Bu yazımı okurken, kendinizi kaptırıp bir sıkıntıya düşmeyin.
Olabilecek kutsal bir deneyimi anlatacağım.
Bir insanın boynunun üst düzeyinde, omuriliği kesilse (beyinle omurilik ilgisi) insan yaşar. Ancak kolları ve bacakları yok gibidir, ne hareket ettirebilir ne de dokunma, acı gibi duyguları hisseder. İç organlar otomatik çalışır; mide, bağırsaklar, böbrekler görevlerine devam eder. Ancak kişi ne tuvaletinin geldiğini hisseder ne de irade olarak o ihtiyacını giderebilir. Yüzde bir kayıp olmamıştır. Görür, duyar, koku alır ve konuşur.
Bu operasyonu teknik olarak ilerletelim: Kişinin beyne giden iki karotis atardamarlarını (şah damarları) bir kan dolaşım sistemine bağlayalım. Yukarıdaki anlattığımız yaşam yine aynen sürer. (Geçmişte bu olayı Ruslar, bir köpek üzerinde denediler, kopuk başı uzun bir süre yaşattılar.) Operasyonumuzu biraz daha ilerletelim, görme olayını yok edelim. Kişi konuşur, duyar ama görmez. Bir adım ilerisi, işitme ve koku alma duygularına da aynı şeyi yapsak artık ne görür, ne duyar, ne de koku alır.
Bu beyin, dış algılarını tümüyle yitirmiş; görmüyor, duymuyor, konuşamıyor ama anılarını, beyinsel yeteneklerini, sevgilerini, projelerini, şiirleri, şarkıları anımsıyor ve duyguları aynen devam ediyor. Örneğin geçmişte yaşadığı komik bir anısına içten gülüyor, acılı bir anısına üzülüyor, hep derin rüyada gibi ve bu rüya hiç bitmiyor.
Operasyonumuzun son aşamasına geldik. Bu beyni artık işe yaramaz kafatasından çıkartıp, bir kavanozda yaşayabileceği bir eriyiğin içine koyalım. Yukarıdaki söylediklerimiz aynen orada da yaşanacaktır. Bu konuyu derinlemesine tasarlayıp kendinizde düşünmeyin, panikleyebilirsiniz.

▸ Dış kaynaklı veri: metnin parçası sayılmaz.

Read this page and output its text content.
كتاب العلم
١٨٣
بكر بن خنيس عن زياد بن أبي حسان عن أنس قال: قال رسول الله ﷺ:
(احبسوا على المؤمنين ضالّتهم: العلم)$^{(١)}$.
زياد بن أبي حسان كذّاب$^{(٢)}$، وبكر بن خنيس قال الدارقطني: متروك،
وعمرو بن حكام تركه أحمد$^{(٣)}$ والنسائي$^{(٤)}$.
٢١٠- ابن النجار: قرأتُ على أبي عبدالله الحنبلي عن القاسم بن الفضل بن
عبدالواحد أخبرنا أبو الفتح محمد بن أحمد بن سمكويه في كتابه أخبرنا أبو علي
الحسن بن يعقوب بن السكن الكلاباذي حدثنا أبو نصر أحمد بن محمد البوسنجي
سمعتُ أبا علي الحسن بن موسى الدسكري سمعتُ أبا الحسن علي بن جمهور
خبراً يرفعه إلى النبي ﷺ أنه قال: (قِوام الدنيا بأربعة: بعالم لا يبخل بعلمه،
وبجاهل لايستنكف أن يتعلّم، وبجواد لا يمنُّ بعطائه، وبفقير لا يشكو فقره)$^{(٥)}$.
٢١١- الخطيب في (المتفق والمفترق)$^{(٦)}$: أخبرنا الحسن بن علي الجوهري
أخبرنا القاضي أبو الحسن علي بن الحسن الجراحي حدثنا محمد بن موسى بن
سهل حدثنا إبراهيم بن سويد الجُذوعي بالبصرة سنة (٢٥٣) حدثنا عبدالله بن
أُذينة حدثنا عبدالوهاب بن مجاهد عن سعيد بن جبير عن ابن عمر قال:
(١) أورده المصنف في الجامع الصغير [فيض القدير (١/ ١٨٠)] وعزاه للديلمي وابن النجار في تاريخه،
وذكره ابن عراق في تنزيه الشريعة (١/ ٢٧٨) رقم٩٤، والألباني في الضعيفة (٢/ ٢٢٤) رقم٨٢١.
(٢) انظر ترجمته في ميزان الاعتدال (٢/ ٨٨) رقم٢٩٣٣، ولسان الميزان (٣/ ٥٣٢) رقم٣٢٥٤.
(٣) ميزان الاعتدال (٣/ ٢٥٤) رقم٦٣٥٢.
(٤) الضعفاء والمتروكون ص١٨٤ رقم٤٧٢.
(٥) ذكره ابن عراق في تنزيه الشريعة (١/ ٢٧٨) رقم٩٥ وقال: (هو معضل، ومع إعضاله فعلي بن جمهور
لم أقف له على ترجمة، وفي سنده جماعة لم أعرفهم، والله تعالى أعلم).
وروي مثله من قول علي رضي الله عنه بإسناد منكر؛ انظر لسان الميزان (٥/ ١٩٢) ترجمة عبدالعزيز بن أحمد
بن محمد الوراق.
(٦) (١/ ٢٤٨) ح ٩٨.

Dönelim başa, beynimizle yaşayıp her şeyi beynimizle yorumlayıp, beynimizle var oluyoruz. Bu değerli organımız, evrensel gelişim süreçleri içinde, bizim vardığımız her türlü aşamada, en önemli etkin rolü oynuyor. Bu organın hakkını vererek, tanrısal boyutlardaki yaratılarına da imza atarak, uygarlığın onurlu bahçelerinde dolaşıyoruz.
Oysa bir ölçüde ülkemizde “kimilerinde daha fazla olmak üzere” beyinler belirlenmiş kalıpların katı, kırılmaz kavanozlarında tutsak kılınıyor. Acılarımız, sevinçlerimiz, sevgimiz, gelecek için umutlarımız, duygularımız ya da tam tersi durum.
İnsanca olan değerler herkeste olduğuna göre, kavanozdaki beyinlerin kime hizmet ettiğini de bir düşünelim.
Sevgili okurlarım, beyninizin milimetre karesinin bile kavanoza konulmasına izin vermeyin. Bu sizin kendinize, topluma, üstelik yüce değer olan yaratılışınıza da ters düşer. Çünkü örnek beyin, çağın gerisinde kalmayan beyindir.